The door to our room is open. Cops all milling round, craning their necks to take a look.
—Down! On the floor!
My hands are forced behind my back. There is a knee on my neck. I can’t breathe, I say.
—Shut up.
—Leonie? Leonie!
—Shut up. You’re calling out to her? You vicious little bastard. You sick fuck.
The open doorway. The shadows beyond it. All the uniforms down now. Down on me. Knees and elbows and heavy out-of-shape breathing and someone grinding his knuckles into my temple, digging on some nerve. I begin to scream. All the uniforms down on me.
AFTER I LEFT HIS APARTMENT, Chester Bly vanished from my life. The next day he was missing from his desk in the newsroom. By the following week, someone else was sitting there, accumulating messy piles of paper in a way Chester would never have tolerated. One of the other messengers said he got fired. No one seemed to know what for.

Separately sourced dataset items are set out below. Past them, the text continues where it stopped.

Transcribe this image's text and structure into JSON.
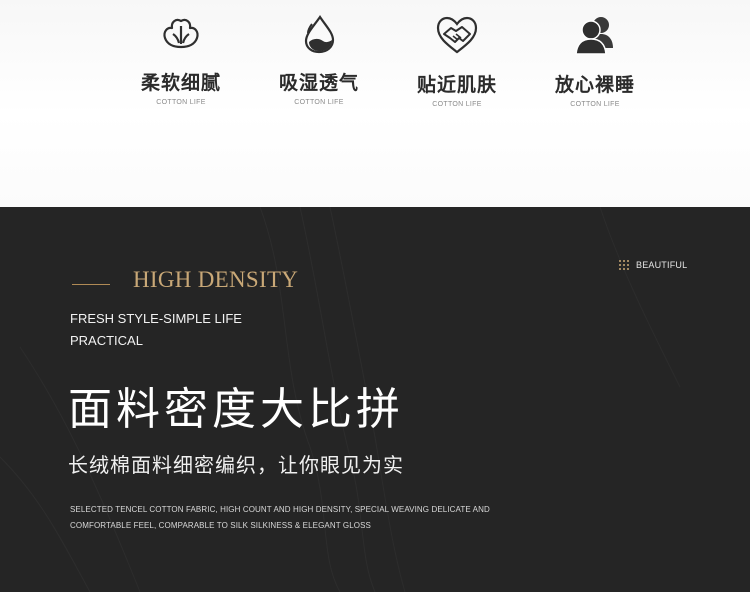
{
  "features": [
    {
      "icon": "cotton-flower-icon",
      "title": "柔软细腻",
      "subtitle": "COTTON LIFE"
    },
    {
      "icon": "water-drop-icon",
      "title": "吸湿透气",
      "subtitle": "COTTON LIFE"
    },
    {
      "icon": "heart-handshake-icon",
      "title": "贴近肌肤",
      "subtitle": "COTTON LIFE"
    },
    {
      "icon": "users-icon",
      "title": "放心裸睡",
      "subtitle": "COTTON LIFE"
    }
  ],
  "section": {
    "heading": "HIGH DENSITY",
    "badge": "BEAUTIFUL",
    "tagline_1": "FRESH STYLE-SIMPLE LIFE",
    "tagline_2": "PRACTICAL",
    "title": "面料密度大比拼",
    "subtitle": "长绒棉面料细密编织，让你眼见为实",
    "desc_1": "SELECTED TENCEL COTTON FABRIC, HIGH COUNT AND HIGH DENSITY, SPECIAL WEAVING DELICATE AND",
    "desc_2": "COMFORTABLE FEEL, COMPARABLE TO SILK SILKINESS & ELEGANT GLOSS"
  },
  "colors": {
    "accent": "#c9a877",
    "dark_bg": "#252525",
    "icon": "#2f2f2f"
  }
}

Soon afterwards I quit my own job at the Trib and become a clerk at the 8th Street Bookstore. The owner said I was hanging around so much I might as well get paid for it. I went to readings, hovered on the edges of conversations about art and politics. I told myself I was done with record collecting, and whatever evil hung around Chester Bly had spared me as it passed overhead. My only unsevered connection was the shelf of 78’s lurking behind the batik cloth, untouched and unlistened to.